In fact, as many as 77% of buyers said they prefer software that features customization and branding options.
So, what does this mean for SaaS providers? It means that there is a burgeoning market for SaaS products that can be adapted to the needs of the clients and their brands.
For example, ActiveCampaign is marketing automation and CRM platform. Their enterprise plan offers all the functionalities of a platform with white labeling functions such as:
- Custom domains
- Logo rebranding
- HTML/CSS rebranding
- Adding and removing buttons and functions
- Removing all references to ActiveCampaign
They offer this plan mainly to agencies that further provide marketing and CRM services to end-customers.
The screenshot above is an example of how the ActiveCampaign interface can be rebranded while retaining its core functions.
The main takeaway here is that customization capabilities are very much en vogue. So, even if you don’t plan to operate a white labeling company, it might be a good idea to allow for some level of personalization with your product.
As you may have noticed by now, the running theme of this article is that the SaaS landscape has become quite crowded in recent times.
That’s why more and more founders are looking for ever narrower, niche solutions to be able to offer something unique that the market hasn’t seen yet.
These niche solutions are called micro-SaaS and they usually come in the form of single-feature software, plugins, or extensions.
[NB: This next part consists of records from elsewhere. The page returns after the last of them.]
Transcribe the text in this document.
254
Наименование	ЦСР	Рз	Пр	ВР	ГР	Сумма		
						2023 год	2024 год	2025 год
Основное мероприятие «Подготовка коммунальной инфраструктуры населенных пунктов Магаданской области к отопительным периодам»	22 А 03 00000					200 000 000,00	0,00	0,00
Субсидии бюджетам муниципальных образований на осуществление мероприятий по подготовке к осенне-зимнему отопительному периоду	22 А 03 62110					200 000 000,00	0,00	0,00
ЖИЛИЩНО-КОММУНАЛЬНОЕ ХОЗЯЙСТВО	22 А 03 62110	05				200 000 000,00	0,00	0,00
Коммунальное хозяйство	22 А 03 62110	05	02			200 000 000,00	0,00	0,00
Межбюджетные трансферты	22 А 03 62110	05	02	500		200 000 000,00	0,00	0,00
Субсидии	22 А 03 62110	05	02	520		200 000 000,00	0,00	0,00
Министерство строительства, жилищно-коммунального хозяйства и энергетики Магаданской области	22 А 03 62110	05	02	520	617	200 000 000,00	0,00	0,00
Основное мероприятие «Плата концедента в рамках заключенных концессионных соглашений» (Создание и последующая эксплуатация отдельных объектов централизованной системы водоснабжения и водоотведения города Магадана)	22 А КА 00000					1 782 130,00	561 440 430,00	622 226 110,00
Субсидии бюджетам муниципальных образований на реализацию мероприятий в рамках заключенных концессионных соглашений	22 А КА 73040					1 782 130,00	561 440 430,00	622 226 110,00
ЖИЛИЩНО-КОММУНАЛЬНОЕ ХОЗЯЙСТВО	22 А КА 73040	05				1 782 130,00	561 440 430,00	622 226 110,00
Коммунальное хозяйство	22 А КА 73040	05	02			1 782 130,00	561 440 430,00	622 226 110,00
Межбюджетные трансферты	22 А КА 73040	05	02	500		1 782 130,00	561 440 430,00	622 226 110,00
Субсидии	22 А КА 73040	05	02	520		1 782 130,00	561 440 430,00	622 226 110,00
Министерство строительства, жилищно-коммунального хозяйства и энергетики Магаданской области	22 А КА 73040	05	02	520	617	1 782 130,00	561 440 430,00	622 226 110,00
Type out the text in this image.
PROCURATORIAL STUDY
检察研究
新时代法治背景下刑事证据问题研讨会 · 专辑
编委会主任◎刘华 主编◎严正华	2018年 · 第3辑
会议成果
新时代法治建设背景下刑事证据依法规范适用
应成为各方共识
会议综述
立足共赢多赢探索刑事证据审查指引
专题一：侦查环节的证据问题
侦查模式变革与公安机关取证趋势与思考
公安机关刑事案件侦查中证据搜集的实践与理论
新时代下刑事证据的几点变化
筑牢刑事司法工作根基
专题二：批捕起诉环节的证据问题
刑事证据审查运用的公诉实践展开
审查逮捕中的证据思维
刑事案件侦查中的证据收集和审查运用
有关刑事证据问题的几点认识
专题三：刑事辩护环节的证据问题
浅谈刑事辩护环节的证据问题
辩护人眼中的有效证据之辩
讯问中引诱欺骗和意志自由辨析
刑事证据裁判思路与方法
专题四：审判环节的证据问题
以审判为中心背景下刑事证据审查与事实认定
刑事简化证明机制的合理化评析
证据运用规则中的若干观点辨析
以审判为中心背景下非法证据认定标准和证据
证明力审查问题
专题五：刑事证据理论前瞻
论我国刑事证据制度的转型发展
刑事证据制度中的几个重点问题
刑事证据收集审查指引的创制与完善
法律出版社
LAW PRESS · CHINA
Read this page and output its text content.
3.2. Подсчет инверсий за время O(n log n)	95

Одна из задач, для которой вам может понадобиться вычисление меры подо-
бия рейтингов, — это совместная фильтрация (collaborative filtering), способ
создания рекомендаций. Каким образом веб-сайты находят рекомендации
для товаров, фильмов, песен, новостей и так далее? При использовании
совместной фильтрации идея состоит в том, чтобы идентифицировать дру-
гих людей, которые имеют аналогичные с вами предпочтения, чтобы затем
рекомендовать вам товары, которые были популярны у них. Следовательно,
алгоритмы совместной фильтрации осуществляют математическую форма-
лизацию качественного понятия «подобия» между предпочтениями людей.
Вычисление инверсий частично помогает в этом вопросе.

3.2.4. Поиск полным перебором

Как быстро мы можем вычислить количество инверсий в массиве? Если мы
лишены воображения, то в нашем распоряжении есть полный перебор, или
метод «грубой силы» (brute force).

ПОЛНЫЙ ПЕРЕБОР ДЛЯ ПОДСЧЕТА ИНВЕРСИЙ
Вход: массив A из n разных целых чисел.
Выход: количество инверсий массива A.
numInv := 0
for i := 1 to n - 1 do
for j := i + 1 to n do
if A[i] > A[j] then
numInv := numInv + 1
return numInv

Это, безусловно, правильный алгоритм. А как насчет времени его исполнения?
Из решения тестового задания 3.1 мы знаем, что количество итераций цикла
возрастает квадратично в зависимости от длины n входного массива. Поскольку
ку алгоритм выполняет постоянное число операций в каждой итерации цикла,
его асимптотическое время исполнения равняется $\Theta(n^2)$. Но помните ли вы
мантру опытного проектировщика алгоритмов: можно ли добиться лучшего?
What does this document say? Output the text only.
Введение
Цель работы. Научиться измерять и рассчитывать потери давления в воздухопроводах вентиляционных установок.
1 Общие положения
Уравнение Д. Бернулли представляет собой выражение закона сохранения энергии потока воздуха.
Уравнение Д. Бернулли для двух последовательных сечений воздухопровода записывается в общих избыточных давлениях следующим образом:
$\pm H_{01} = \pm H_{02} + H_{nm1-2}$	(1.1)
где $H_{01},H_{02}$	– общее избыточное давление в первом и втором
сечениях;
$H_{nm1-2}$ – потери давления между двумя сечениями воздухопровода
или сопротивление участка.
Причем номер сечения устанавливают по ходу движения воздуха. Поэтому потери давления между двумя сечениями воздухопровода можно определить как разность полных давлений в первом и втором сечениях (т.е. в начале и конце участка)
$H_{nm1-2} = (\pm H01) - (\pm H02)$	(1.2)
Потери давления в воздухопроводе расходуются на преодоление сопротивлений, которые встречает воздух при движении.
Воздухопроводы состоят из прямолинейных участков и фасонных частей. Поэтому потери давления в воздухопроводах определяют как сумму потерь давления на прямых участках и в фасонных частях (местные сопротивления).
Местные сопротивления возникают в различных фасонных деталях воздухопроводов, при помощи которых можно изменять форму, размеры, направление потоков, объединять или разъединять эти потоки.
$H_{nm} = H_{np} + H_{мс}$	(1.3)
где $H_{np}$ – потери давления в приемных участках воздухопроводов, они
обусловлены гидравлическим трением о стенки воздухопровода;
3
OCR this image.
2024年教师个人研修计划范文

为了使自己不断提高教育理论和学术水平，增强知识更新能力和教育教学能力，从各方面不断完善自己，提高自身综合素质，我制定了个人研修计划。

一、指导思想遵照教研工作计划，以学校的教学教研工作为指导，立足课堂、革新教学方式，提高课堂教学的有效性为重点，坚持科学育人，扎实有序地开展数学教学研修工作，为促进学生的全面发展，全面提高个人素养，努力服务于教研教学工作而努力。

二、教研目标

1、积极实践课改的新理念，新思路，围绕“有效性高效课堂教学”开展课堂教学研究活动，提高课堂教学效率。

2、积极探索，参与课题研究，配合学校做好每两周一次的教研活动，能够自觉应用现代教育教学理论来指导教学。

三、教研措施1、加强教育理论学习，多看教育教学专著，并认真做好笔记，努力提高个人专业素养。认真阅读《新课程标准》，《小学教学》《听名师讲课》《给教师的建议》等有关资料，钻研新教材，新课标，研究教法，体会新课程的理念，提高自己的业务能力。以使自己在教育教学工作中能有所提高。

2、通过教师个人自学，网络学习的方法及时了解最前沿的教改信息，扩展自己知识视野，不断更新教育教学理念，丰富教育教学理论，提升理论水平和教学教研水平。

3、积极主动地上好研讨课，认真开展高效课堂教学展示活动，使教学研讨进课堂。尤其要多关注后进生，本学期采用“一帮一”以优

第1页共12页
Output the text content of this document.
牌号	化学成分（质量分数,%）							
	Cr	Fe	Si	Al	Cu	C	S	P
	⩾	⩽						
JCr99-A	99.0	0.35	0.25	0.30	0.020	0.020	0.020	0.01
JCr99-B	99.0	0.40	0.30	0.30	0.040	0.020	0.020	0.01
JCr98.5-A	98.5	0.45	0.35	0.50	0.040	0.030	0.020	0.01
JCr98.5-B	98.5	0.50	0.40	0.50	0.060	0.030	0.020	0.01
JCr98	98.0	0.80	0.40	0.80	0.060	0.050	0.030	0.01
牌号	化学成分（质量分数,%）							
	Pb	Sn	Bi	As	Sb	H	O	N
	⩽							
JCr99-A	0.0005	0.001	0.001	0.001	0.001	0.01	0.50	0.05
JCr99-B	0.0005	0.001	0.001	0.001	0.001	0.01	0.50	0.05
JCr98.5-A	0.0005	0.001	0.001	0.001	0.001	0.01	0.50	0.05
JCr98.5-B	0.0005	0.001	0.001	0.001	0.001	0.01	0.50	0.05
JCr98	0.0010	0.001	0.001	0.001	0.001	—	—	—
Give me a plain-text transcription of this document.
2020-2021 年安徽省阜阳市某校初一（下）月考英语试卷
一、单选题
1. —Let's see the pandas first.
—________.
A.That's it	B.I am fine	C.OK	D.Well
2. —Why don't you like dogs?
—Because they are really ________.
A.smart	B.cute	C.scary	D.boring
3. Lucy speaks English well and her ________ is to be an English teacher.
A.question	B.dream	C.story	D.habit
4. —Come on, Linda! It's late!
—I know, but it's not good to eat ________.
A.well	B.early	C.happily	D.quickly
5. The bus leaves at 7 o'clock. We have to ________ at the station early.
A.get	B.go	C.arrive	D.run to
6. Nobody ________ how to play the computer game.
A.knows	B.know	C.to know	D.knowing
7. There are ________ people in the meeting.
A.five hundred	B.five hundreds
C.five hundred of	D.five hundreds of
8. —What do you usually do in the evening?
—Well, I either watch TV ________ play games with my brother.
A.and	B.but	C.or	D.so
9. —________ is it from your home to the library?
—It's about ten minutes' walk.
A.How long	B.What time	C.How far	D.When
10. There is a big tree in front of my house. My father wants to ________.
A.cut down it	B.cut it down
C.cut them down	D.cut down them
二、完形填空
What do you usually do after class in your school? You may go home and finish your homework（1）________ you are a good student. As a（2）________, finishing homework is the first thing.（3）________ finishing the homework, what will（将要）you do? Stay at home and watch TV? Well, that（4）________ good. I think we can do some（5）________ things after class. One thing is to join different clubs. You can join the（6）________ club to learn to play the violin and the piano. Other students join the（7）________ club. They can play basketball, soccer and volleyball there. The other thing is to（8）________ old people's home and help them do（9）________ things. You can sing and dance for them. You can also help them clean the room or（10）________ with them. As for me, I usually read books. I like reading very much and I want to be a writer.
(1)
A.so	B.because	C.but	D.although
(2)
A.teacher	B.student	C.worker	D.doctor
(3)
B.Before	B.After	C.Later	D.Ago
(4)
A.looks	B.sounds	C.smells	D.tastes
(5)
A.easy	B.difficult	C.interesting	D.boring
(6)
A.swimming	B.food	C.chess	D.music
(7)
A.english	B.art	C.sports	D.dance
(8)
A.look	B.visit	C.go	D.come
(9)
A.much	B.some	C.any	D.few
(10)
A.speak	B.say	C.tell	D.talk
Let’s take a look at some examples to clarify.
Tweetpop is a micro-SaaS product that plugs into your Twitter and lets you create, schedule, and manage your tweets.
Another example is JustRedirect, a tool that lets you migrate sites to new domains and manage redirections.
As you can see, these products often “piggyback” on existing structures, which means they’re very easy to build and manage.
They’re usually run by only one person or a very small team, which means they can be founded at a low cost and in a short time.
Still, the most successful of these products pull in a solid MRR ($2K for Tweetpop and $5K for JustRedirect).
For all of these reasons, we can definitely expect to see some major expansion in the micro-SaaS market in the coming years.
The last item on our list is a great example of how building software is slowly decoupling from coding as the industry evolves.
Low-code SaaS solutions enable users to build their own software without requiring extensive knowledge of coding.
Instead, these platforms rely on visual interfaces, dropdown menus, and drag-and-drop functions to create complete, functioning applications and software products.
Above, you can see how OutSystems, a low-code application development platform, approaches building software. You can create customer flows and then select functions from a menu, which drag and drop into the flow.
While these platforms don’t offer complete customization like you would receive hiring a development team or agency, they do allow you to save a significant amount of resources.
Furthermore, low-code platforms also allow you to finish a project much faster and deliver a complete solution in less time.
And we’re talking major time-to-completion reductions here.
The low-code platform Linx did an experiment where they asked two developers to create an application to contact a forex API, find out the current rate exchange and email the information back to the client at a scheduled time every week.
Developing the app in the traditional way took more than seven hours while working on the Linx platform took only 16 minutes.
In the fast-paced world of software development, it’s easy to see how this approach to coding might soon become an everyday occurrence.
Hopefully, this article has provided you with some great ideas on how to modernize your SaaS product or build a new piece of software that will stay ahead of the competition.
Your next step is to dive deeper and learn more about the cutting-edge trends we’ve outlined in this list and see how they could help you serve your customers better and grow your business to success.
Remember, the only way to survive in the fast-changing world of SaaS is to adapt and evolve. Thankfully, software development is a flexible field, and it boasts a customer base unafraid to try new things. So don’t be scared to experiment and test new technology to stay relevant.